If the sequence is 1,13,37,73,121

then it should follow like this 1+12+24+36......12n+(12n+12)

For the formula 6n^2 - 6n + 1.

How would I go on to prove this with induction exactly? Thanks - May 26th 2011, 01:08 PMPlato
Have a look at this Page

- May 26th 2011, 02:08 PMbryangoodrich
Induction works in two steps.
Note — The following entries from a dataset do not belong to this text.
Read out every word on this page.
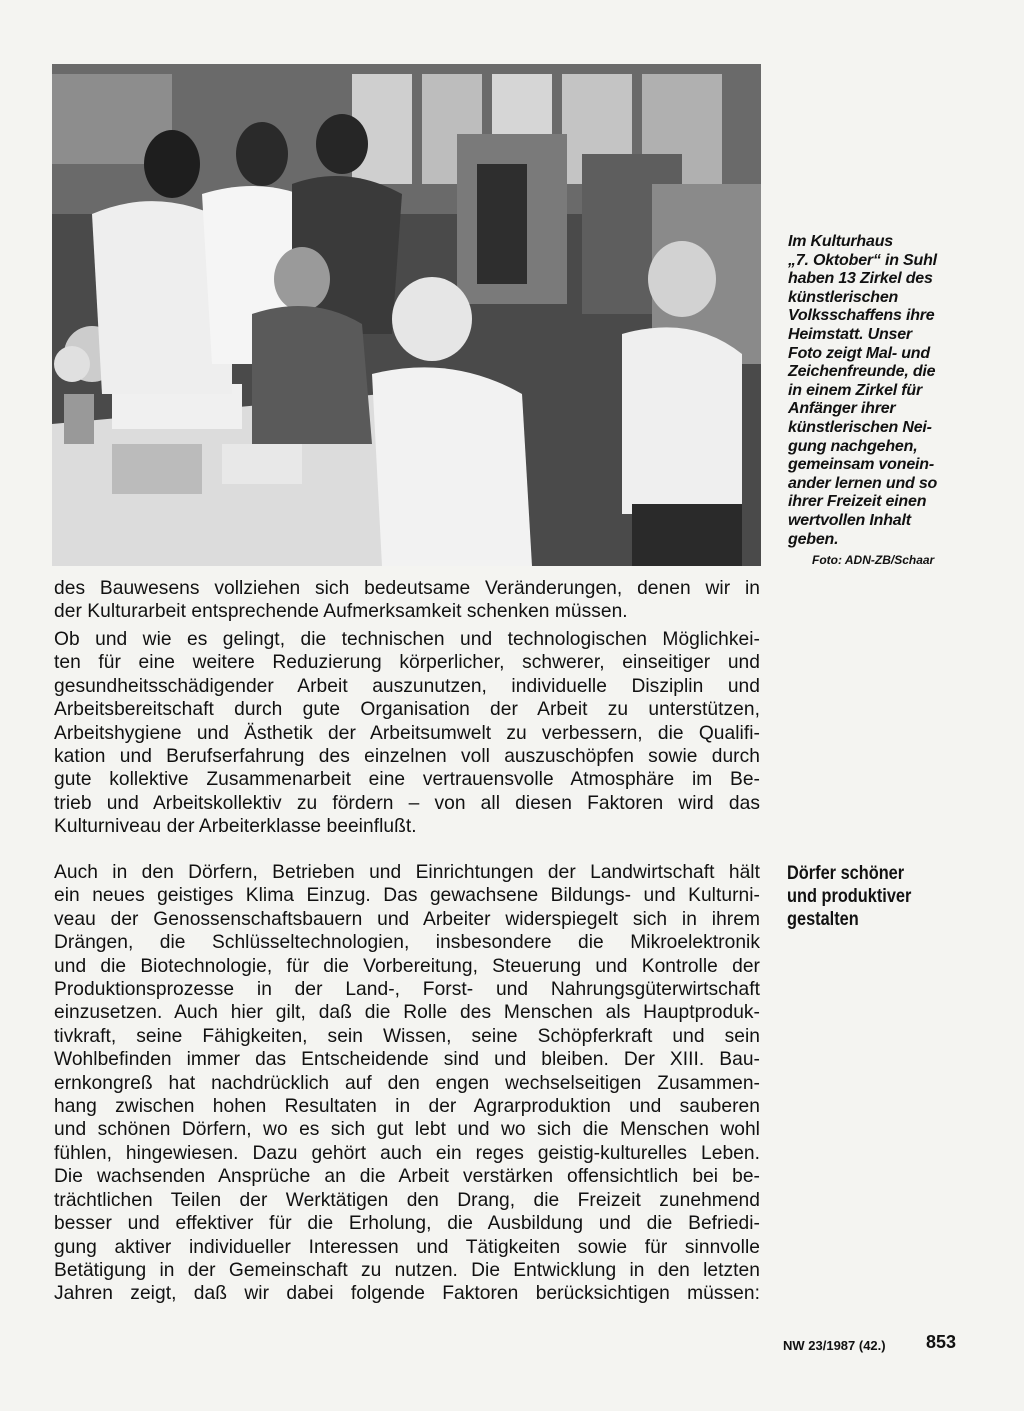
Im Kulturhaus
„7. Oktober“ in Suhl
haben 13 Zirkel des
künstlerischen
Volksschaffens ihre
Heimstatt. Unser
Foto zeigt Mal- und
Zeichenfreunde, die
in einem Zirkel für
Anfänger ihrer
künstlerischen Nei-
gung nachgehen,
gemeinsam vonein-
ander lernen und so
ihrer Freizeit einen
wertvollen Inhalt
geben.
Foto: ADN-ZB/Schaar
des Bauwesens vollziehen sich bedeutsame Veränderungen, denen wir in
der Kulturarbeit entsprechende Aufmerksamkeit schenken müssen.
Ob und wie es gelingt, die technischen und technologischen Möglichkei-
ten für eine weitere Reduzierung körperlicher, schwerer, einseitiger und
gesundheitsschädigender Arbeit auszunutzen, individuelle Disziplin und
Arbeitsbereitschaft durch gute Organisation der Arbeit zu unterstützen,
Arbeitshygiene und Ästhetik der Arbeitsumwelt zu verbessern, die Qualifi-
kation und Berufserfahrung des einzelnen voll auszuschöpfen sowie durch
gute kollektive Zusammenarbeit eine vertrauensvolle Atmosphäre im Be-
trieb und Arbeitskollektiv zu fördern – von all diesen Faktoren wird das
Kulturniveau der Arbeiterklasse beeinflußt.
Dörfer schöner
und produktiver
gestalten
Auch in den Dörfern, Betrieben und Einrichtungen der Landwirtschaft hält
ein neues geistiges Klima Einzug. Das gewachsene Bildungs- und Kulturni-
veau der Genossenschaftsbauern und Arbeiter widerspiegelt sich in ihrem
Drängen, die Schlüsseltechnologien, insbesondere die Mikroelektronik
und die Biotechnologie, für die Vorbereitung, Steuerung und Kontrolle der
Produktionsprozesse in der Land-, Forst- und Nahrungsgüterwirtschaft
einzusetzen. Auch hier gilt, daß die Rolle des Menschen als Hauptproduk-
tivkraft, seine Fähigkeiten, sein Wissen, seine Schöpferkraft und sein
Wohlbefinden immer das Entscheidende sind und bleiben. Der XIII. Bau-
ernkongreß hat nachdrücklich auf den engen wechselseitigen Zusammen-
hang zwischen hohen Resultaten in der Agrarproduktion und sauberen
und schönen Dörfern, wo es sich gut lebt und wo sich die Menschen wohl
fühlen, hingewiesen. Dazu gehört auch ein reges geistig-kulturelles Leben.
Die wachsenden Ansprüche an die Arbeit verstärken offensichtlich bei be-
trächtlichen Teilen der Werktätigen den Drang, die Freizeit zunehmend
besser und effektiver für die Erholung, die Ausbildung und die Befriedi-
gung aktiver individueller Interessen und Tätigkeiten sowie für sinnvolle
Betätigung in der Gemeinschaft zu nutzen. Die Entwicklung in den letzten
Jahren zeigt, daß wir dabei folgende Faktoren berücksichtigen müssen:
NW 23/1987 (42.) 853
First you prove it true for some base case. In this case, if P(n) reads

$\displaystyle 1 + 12 + 24 + ... + 12n + (12n + 12) = 6n^2 - 6n + 1$

show that P(0) is true. That should be straight-forward computation. The inductive step is to assume it is true for some $\displaystyle k \geq 0$. Assuming P(k), demonstrate P(k+1). By establishing those two facts regarding P(n), you can prove it is true for every $\displaystyle n\geq 0$. Do you understand why this two-step process works? In other words, do you know why the principle of mathematical induction (PMI) is a valid rule of inference?

That link didn't work for me Plato (using FF2). Broken? - May 26th 2011, 02:18 PMPlato
- May 26th 2011, 03:14 PMbryangoodrich
I've never used Wolfram Alpha before, but I have to say ... that's awesome!
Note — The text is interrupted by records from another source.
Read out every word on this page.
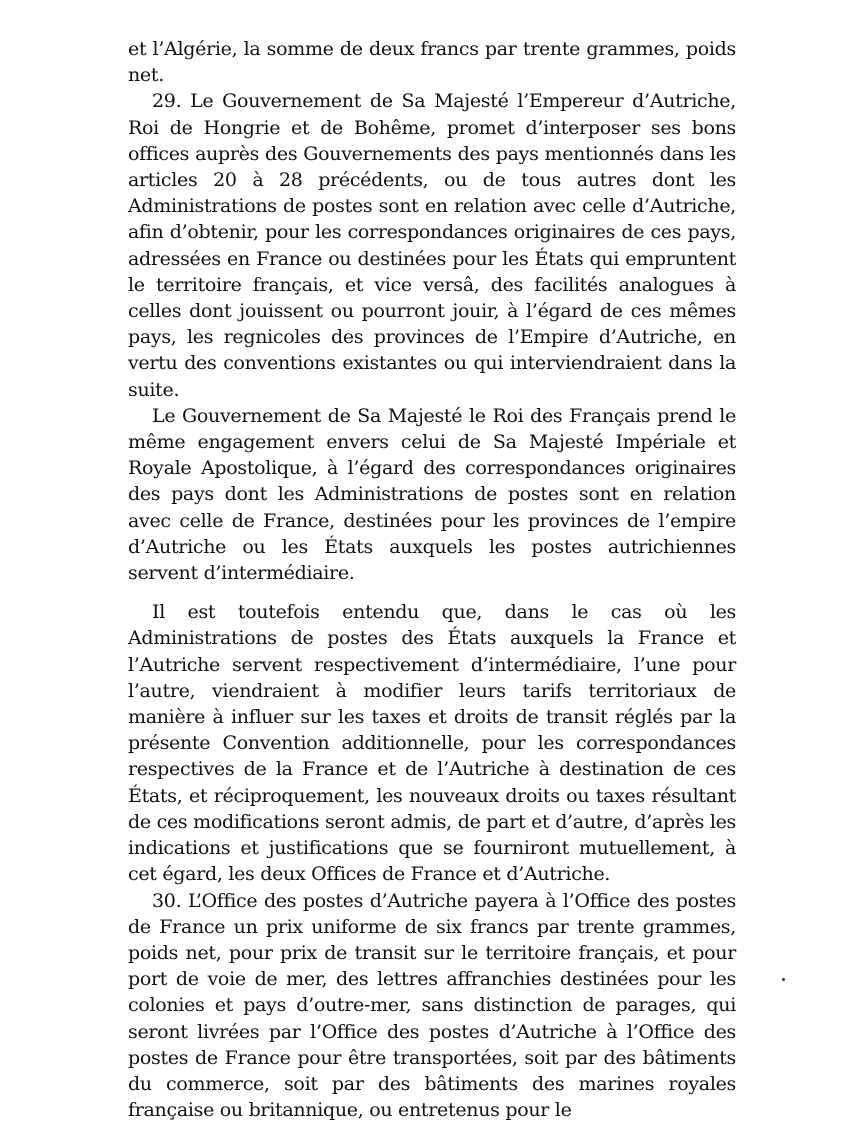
et l’Algérie, la somme de deux francs par trente grammes, poids net.

29. Le Gouvernement de Sa Majesté l’Empereur d’Autriche, Roi de Hongrie et de Bohême, promet d’interposer ses bons offices auprès des Gouvernements des pays mentionnés dans les articles 20 à 28 précédents, ou de tous autres dont les Administrations de postes sont en relation avec celle d’Autriche, afin d’obtenir, pour les correspondances originaires de ces pays, adressées en France ou destinées pour les États qui empruntent le territoire français, et vice versâ, des facilités analogues à celles dont jouissent ou pourront jouir, à l’égard de ces mêmes pays, les regnicoles des provinces de l’Empire d’Autriche, en vertu des conventions existantes ou qui interviendraient dans la suite.

Le Gouvernement de Sa Majesté le Roi des Français prend le même engagement envers celui de Sa Majesté Impériale et Royale Apostolique, à l’égard des correspondances originaires des pays dont les Administrations de postes sont en relation avec celle de France, destinées pour les provinces de l’empire d’Autriche ou les États auxquels les postes autrichiennes servent d’intermédiaire.

Il est toutefois entendu que, dans le cas où les Administrations de postes des États auxquels la France et l’Autriche servent respectivement d’intermédiaire, l’une pour l’autre, viendraient à modifier leurs tarifs territoriaux de manière à influer sur les taxes et droits de transit réglés par la présente Convention additionnelle, pour les correspondances respectives de la France et de l’Autriche à destination de ces États, et réciproquement, les nouveaux droits ou taxes résultant de ces modifications seront admis, de part et d’autre, d’après les indications et justifications que se fourniront mutuellement, à cet égard, les deux Offices de France et d’Autriche.

30. L’Office des postes d’Autriche payera à l’Office des postes de France un prix uniforme de six francs par trente grammes, poids net, pour prix de transit sur le territoire français, et pour port de voie de mer, des lettres affranchies destinées pour les colonies et pays d’outre-mer, sans distinction de parages, qui seront livrées par l’Office des postes d’Autriche à l’Office des postes de France pour être transportées, soit par des bâtiments du commerce, soit par des bâtiments des marines royales française ou britannique, ou entretenus pour le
- May 27th 2011, 04:20 AMArchie Meade
You should have a closer look at the pattern.

$\displaystyle u_1=1=1+12(0)$

$\displaystyle u_2=13=1+12(1)$

$\displaystyle u_3=37=1+12(1)+12(2)$

$\displaystyle u_n=1+12(1)+12(2)+....+12(n-1)$

To prove using induction that

$\displaystyle u_n=1+12(1)+12(2)+....+12(n-1)=6n^2-6n+1$

**P(k)**

$\displaystyle 1+12(1)+12(2)+....+12(k-1)=6k^2-6k+1$

**P(k+1)**

$\displaystyle 1+12(1)+12(2)+.....+12(k-1)+12k=6(k+1)^2-6(k+1)+1\;\;\;?$

Try to show that**IF**P(k) is true**THEN**P(k+1) will also be true.

**Proof**

If P(k) is true, then P(k+1) is

$\displaystyle 1+12(1)+12(2)+...+12(k-1)+12k=6k^2-6k+1+12k=6k^2+6k+1$

which compares to

$\displaystyle 6(k+1)^2-6(k+1)+1=6\left(k^2+2k+1\right)-6k-6+1$

$\displaystyle =6k^2+12k+6-6k-6+1$

$\displaystyle =6k^2+6k+1$

It remains to test the base case for n = 1, which is clearly true.